Dickie Harris

No. 18
- Position: Defensive back

Personal information
- Born: May 24, 1950 (age 75) Point Pleasant Beach, New Jersey, U.S.
- Listed height: 5 ft 11 in (1.80 m)
- Listed weight: 170 lb (77 kg)

Career information
- College: South Carolina
- NFL draft: 1972: 5th round, 114th overall pick

Career history
- 1972–1980: Montreal Alouettes
- 1982: Montreal Concordes

Awards and highlights
- 2× Grey Cup champion (1974, 1977); 7× CFL All-Star (1974–1980); 8× CFL East All-Star (1973–1980); First-team All-American (1970); Second-team All-American (1971);
- Canadian Football Hall of Fame (Class of 1999)

= Dickie Harris =

American gridiron football player (born 1950)

Dickie Harris (born May 24, 1950) is a former all-star defensive back with the Montreal Alouettes of the Canadian Football League (CFL).

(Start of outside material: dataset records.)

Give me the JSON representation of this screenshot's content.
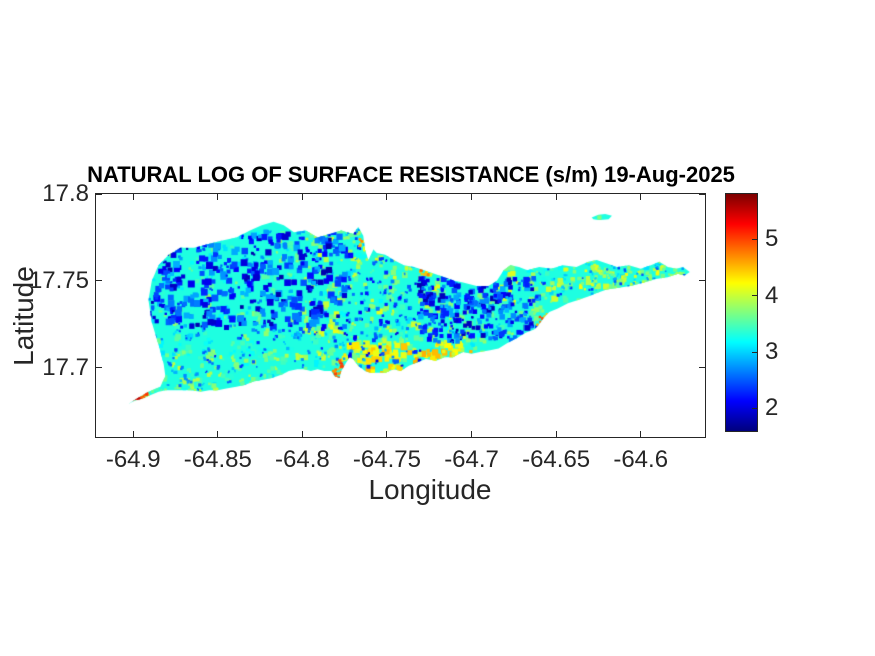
{
  "chart_data": {
    "type": "heatmap",
    "title": "NATURAL LOG OF SURFACE RESISTANCE (s/m) 19-Aug-2025",
    "xlabel": "Longitude",
    "ylabel": "Latitude",
    "xlim": [
      -64.922,
      -64.562
    ],
    "ylim": [
      17.66,
      17.8
    ],
    "x_ticks": {
      "values": [
        -64.9,
        -64.85,
        -64.8,
        -64.75,
        -64.7,
        -64.65,
        -64.6
      ],
      "labels": [
        "-64.9",
        "-64.85",
        "-64.8",
        "-64.75",
        "-64.7",
        "-64.65",
        "-64.6"
      ]
    },
    "y_ticks": {
      "values": [
        17.8,
        17.75,
        17.7
      ],
      "labels": [
        "17.8",
        "17.75",
        "17.7"
      ]
    },
    "grid": false,
    "colorbar": {
      "colormap": "jet",
      "clim": [
        1.6,
        5.8
      ],
      "tick_values": [
        2,
        3,
        4,
        5
      ],
      "tick_labels": [
        "2",
        "3",
        "4",
        "5"
      ],
      "position": "right"
    },
    "field_description": "ln(surface resistance): mostly 2.8-3.8 (cyan/green) across the island; low pockets 1.8-2.9 (blue) clustered in the northwest and north-center; higher 3.9-4.6 (yellow/orange) along the south-central coast and eastern arm; isolated maxima 4.7-5.6 (red/orange) at the southwest tip and small coastal spots",
    "base_value": 3.3,
    "island_outline": [
      [
        -64.903,
        17.679
      ],
      [
        -64.898,
        17.682
      ],
      [
        -64.891,
        17.686
      ],
      [
        -64.884,
        17.689
      ],
      [
        -64.881,
        17.695
      ],
      [
        -64.882,
        17.702
      ],
      [
        -64.885,
        17.713
      ],
      [
        -64.889,
        17.726
      ],
      [
        -64.891,
        17.739
      ],
      [
        -64.889,
        17.75
      ],
      [
        -64.885,
        17.759
      ],
      [
        -64.879,
        17.765
      ],
      [
        -64.872,
        17.769
      ],
      [
        -64.864,
        17.769
      ],
      [
        -64.856,
        17.771
      ],
      [
        -64.848,
        17.773
      ],
      [
        -64.839,
        17.775
      ],
      [
        -64.831,
        17.779
      ],
      [
        -64.824,
        17.782
      ],
      [
        -64.817,
        17.784
      ],
      [
        -64.811,
        17.782
      ],
      [
        -64.805,
        17.778
      ],
      [
        -64.798,
        17.779
      ],
      [
        -64.791,
        17.775
      ],
      [
        -64.784,
        17.777
      ],
      [
        -64.777,
        17.779
      ],
      [
        -64.77,
        17.777
      ],
      [
        -64.767,
        17.781
      ],
      [
        -64.764,
        17.776
      ],
      [
        -64.763,
        17.768
      ],
      [
        -64.761,
        17.762
      ],
      [
        -64.758,
        17.768
      ],
      [
        -64.756,
        17.766
      ],
      [
        -64.751,
        17.765
      ],
      [
        -64.746,
        17.762
      ],
      [
        -64.74,
        17.759
      ],
      [
        -64.734,
        17.758
      ],
      [
        -64.728,
        17.756
      ],
      [
        -64.722,
        17.754
      ],
      [
        -64.716,
        17.752
      ],
      [
        -64.71,
        17.75
      ],
      [
        -64.705,
        17.749
      ],
      [
        -64.697,
        17.747
      ],
      [
        -64.69,
        17.747
      ],
      [
        -64.685,
        17.75
      ],
      [
        -64.681,
        17.756
      ],
      [
        -64.677,
        17.759
      ],
      [
        -64.672,
        17.758
      ],
      [
        -64.667,
        17.756
      ],
      [
        -64.66,
        17.758
      ],
      [
        -64.653,
        17.757
      ],
      [
        -64.646,
        17.759
      ],
      [
        -64.638,
        17.758
      ],
      [
        -64.631,
        17.761
      ],
      [
        -64.626,
        17.762
      ],
      [
        -64.62,
        17.76
      ],
      [
        -64.614,
        17.758
      ],
      [
        -64.607,
        17.759
      ],
      [
        -64.6,
        17.757
      ],
      [
        -64.594,
        17.759
      ],
      [
        -64.589,
        17.761
      ],
      [
        -64.584,
        17.758
      ],
      [
        -64.579,
        17.757
      ],
      [
        -64.575,
        17.758
      ],
      [
        -64.571,
        17.755
      ],
      [
        -64.574,
        17.753
      ],
      [
        -64.578,
        17.754
      ],
      [
        -64.584,
        17.752
      ],
      [
        -64.591,
        17.751
      ],
      [
        -64.598,
        17.749
      ],
      [
        -64.606,
        17.747
      ],
      [
        -64.613,
        17.746
      ],
      [
        -64.62,
        17.745
      ],
      [
        -64.626,
        17.743
      ],
      [
        -64.631,
        17.741
      ],
      [
        -64.637,
        17.739
      ],
      [
        -64.643,
        17.737
      ],
      [
        -64.649,
        17.734
      ],
      [
        -64.654,
        17.732
      ],
      [
        -64.657,
        17.729
      ],
      [
        -64.66,
        17.725
      ],
      [
        -64.663,
        17.722
      ],
      [
        -64.668,
        17.72
      ],
      [
        -64.673,
        17.717
      ],
      [
        -64.679,
        17.714
      ],
      [
        -64.684,
        17.711
      ],
      [
        -64.689,
        17.71
      ],
      [
        -64.695,
        17.709
      ],
      [
        -64.7,
        17.708
      ],
      [
        -64.705,
        17.709
      ],
      [
        -64.711,
        17.706
      ],
      [
        -64.716,
        17.706
      ],
      [
        -64.721,
        17.704
      ],
      [
        -64.727,
        17.705
      ],
      [
        -64.732,
        17.703
      ],
      [
        -64.737,
        17.701
      ],
      [
        -64.742,
        17.698
      ],
      [
        -64.746,
        17.699
      ],
      [
        -64.751,
        17.697
      ],
      [
        -64.755,
        17.697
      ],
      [
        -64.76,
        17.697
      ],
      [
        -64.763,
        17.698
      ],
      [
        -64.767,
        17.701
      ],
      [
        -64.77,
        17.705
      ],
      [
        -64.772,
        17.706
      ],
      [
        -64.774,
        17.703
      ],
      [
        -64.777,
        17.698
      ],
      [
        -64.778,
        17.694
      ],
      [
        -64.781,
        17.695
      ],
      [
        -64.783,
        17.698
      ],
      [
        -64.787,
        17.698
      ],
      [
        -64.791,
        17.699
      ],
      [
        -64.795,
        17.698
      ],
      [
        -64.799,
        17.699
      ],
      [
        -64.803,
        17.699
      ],
      [
        -64.808,
        17.698
      ],
      [
        -64.812,
        17.696
      ],
      [
        -64.818,
        17.694
      ],
      [
        -64.823,
        17.693
      ],
      [
        -64.829,
        17.692
      ],
      [
        -64.834,
        17.69
      ],
      [
        -64.839,
        17.689
      ],
      [
        -64.845,
        17.688
      ],
      [
        -64.85,
        17.687
      ],
      [
        -64.855,
        17.687
      ],
      [
        -64.86,
        17.686
      ],
      [
        -64.866,
        17.687
      ],
      [
        -64.871,
        17.687
      ],
      [
        -64.876,
        17.687
      ],
      [
        -64.881,
        17.687
      ],
      [
        -64.885,
        17.686
      ],
      [
        -64.89,
        17.684
      ],
      [
        -64.895,
        17.682
      ],
      [
        -64.899,
        17.681
      ]
    ],
    "offshore_islet_outline": [
      [
        -64.629,
        17.7865
      ],
      [
        -64.625,
        17.788
      ],
      [
        -64.621,
        17.7885
      ],
      [
        -64.617,
        17.7875
      ],
      [
        -64.619,
        17.7855
      ],
      [
        -64.624,
        17.785
      ],
      [
        -64.628,
        17.7855
      ]
    ],
    "noise_regions": [
      {
        "name": "cyan-green-texture",
        "lon": [
          -64.905,
          -64.565
        ],
        "lat": [
          17.672,
          17.79
        ],
        "count": 900,
        "size": [
          2,
          6
        ],
        "value": [
          3.0,
          3.8
        ]
      },
      {
        "name": "yellow-green-patches-center-east",
        "lon": [
          -64.8,
          -64.565
        ],
        "lat": [
          17.7,
          17.785
        ],
        "count": 420,
        "size": [
          2,
          6
        ],
        "value": [
          3.5,
          4.15
        ]
      },
      {
        "name": "west-green-patches",
        "lon": [
          -64.9,
          -64.8
        ],
        "lat": [
          17.68,
          17.71
        ],
        "count": 100,
        "size": [
          2,
          5
        ],
        "value": [
          3.4,
          4.0
        ]
      },
      {
        "name": "south-central-yellow-orange-band",
        "lon": [
          -64.777,
          -64.7
        ],
        "lat": [
          17.693,
          17.714
        ],
        "count": 130,
        "size": [
          3,
          7
        ],
        "value": [
          3.9,
          4.55
        ]
      },
      {
        "name": "east-arm-yellow",
        "lon": [
          -64.64,
          -64.57
        ],
        "lat": [
          17.745,
          17.765
        ],
        "count": 110,
        "size": [
          2,
          4
        ],
        "value": [
          3.6,
          4.2
        ]
      },
      {
        "name": "northwest-blue-cluster",
        "lon": [
          -64.898,
          -64.775
        ],
        "lat": [
          17.722,
          17.779
        ],
        "count": 400,
        "size": [
          2,
          7
        ],
        "value": [
          1.75,
          2.9
        ]
      },
      {
        "name": "southwest-scattered-blue",
        "lon": [
          -64.898,
          -64.77
        ],
        "lat": [
          17.682,
          17.724
        ],
        "count": 130,
        "size": [
          1.5,
          3.5
        ],
        "value": [
          2.2,
          3.0
        ]
      },
      {
        "name": "central-scattered-blue",
        "lon": [
          -64.775,
          -64.73
        ],
        "lat": [
          17.7,
          17.78
        ],
        "count": 150,
        "size": [
          1.5,
          4
        ],
        "value": [
          2.0,
          3.0
        ]
      },
      {
        "name": "north-central-blue-cluster",
        "lon": [
          -64.73,
          -64.66
        ],
        "lat": [
          17.715,
          17.752
        ],
        "count": 240,
        "size": [
          2,
          6
        ],
        "value": [
          1.8,
          2.9
        ]
      },
      {
        "name": "east-scattered-blue",
        "lon": [
          -64.66,
          -64.572
        ],
        "lat": [
          17.74,
          17.768
        ],
        "count": 90,
        "size": [
          1.5,
          3
        ],
        "value": [
          2.3,
          3.1
        ]
      },
      {
        "name": "northeast-coast-orange-strip",
        "lon": [
          -64.731,
          -64.724
        ],
        "lat": [
          17.752,
          17.76
        ],
        "count": 10,
        "size": [
          2,
          4
        ],
        "value": [
          4.2,
          4.9
        ]
      },
      {
        "name": "salt-river-orange-dot",
        "lon": [
          -64.766,
          -64.762
        ],
        "lat": [
          17.768,
          17.774
        ],
        "count": 5,
        "size": [
          2,
          3
        ],
        "value": [
          4.2,
          4.8
        ]
      },
      {
        "name": "south-coast-orange-spot",
        "lon": [
          -64.782,
          -64.776
        ],
        "lat": [
          17.693,
          17.704
        ],
        "count": 14,
        "size": [
          2,
          4
        ],
        "value": [
          4.5,
          5.3
        ]
      },
      {
        "name": "southeast-orange-spot",
        "lon": [
          -64.662,
          -64.656
        ],
        "lat": [
          17.722,
          17.73
        ],
        "count": 9,
        "size": [
          2,
          4
        ],
        "value": [
          4.3,
          5.0
        ]
      },
      {
        "name": "southwest-tip-red",
        "lon": [
          -64.904,
          -64.892
        ],
        "lat": [
          17.68,
          17.687
        ],
        "count": 18,
        "size": [
          2,
          4
        ],
        "value": [
          4.7,
          5.6
        ]
      }
    ]
  }
}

A graduate of the University of South Carolina, Harris started his 10-year career with the Alouettes in 1972, spanning 134 games. He was an 8-time all-star and won the Grey Cup in 1974 and 1977. His 38 interceptions for 631 yards are team records as is his 118-yard interception return. He retired in 1980, but returned to the Montreal Concordes in 1982 for 3 games.

He was inducted into the Canadian Football Hall of Fame in 1999. In November, 2006, Harris was voted one of the CFL's Top 50 players (#33) of the league's modern era by Canadian sports network TSN.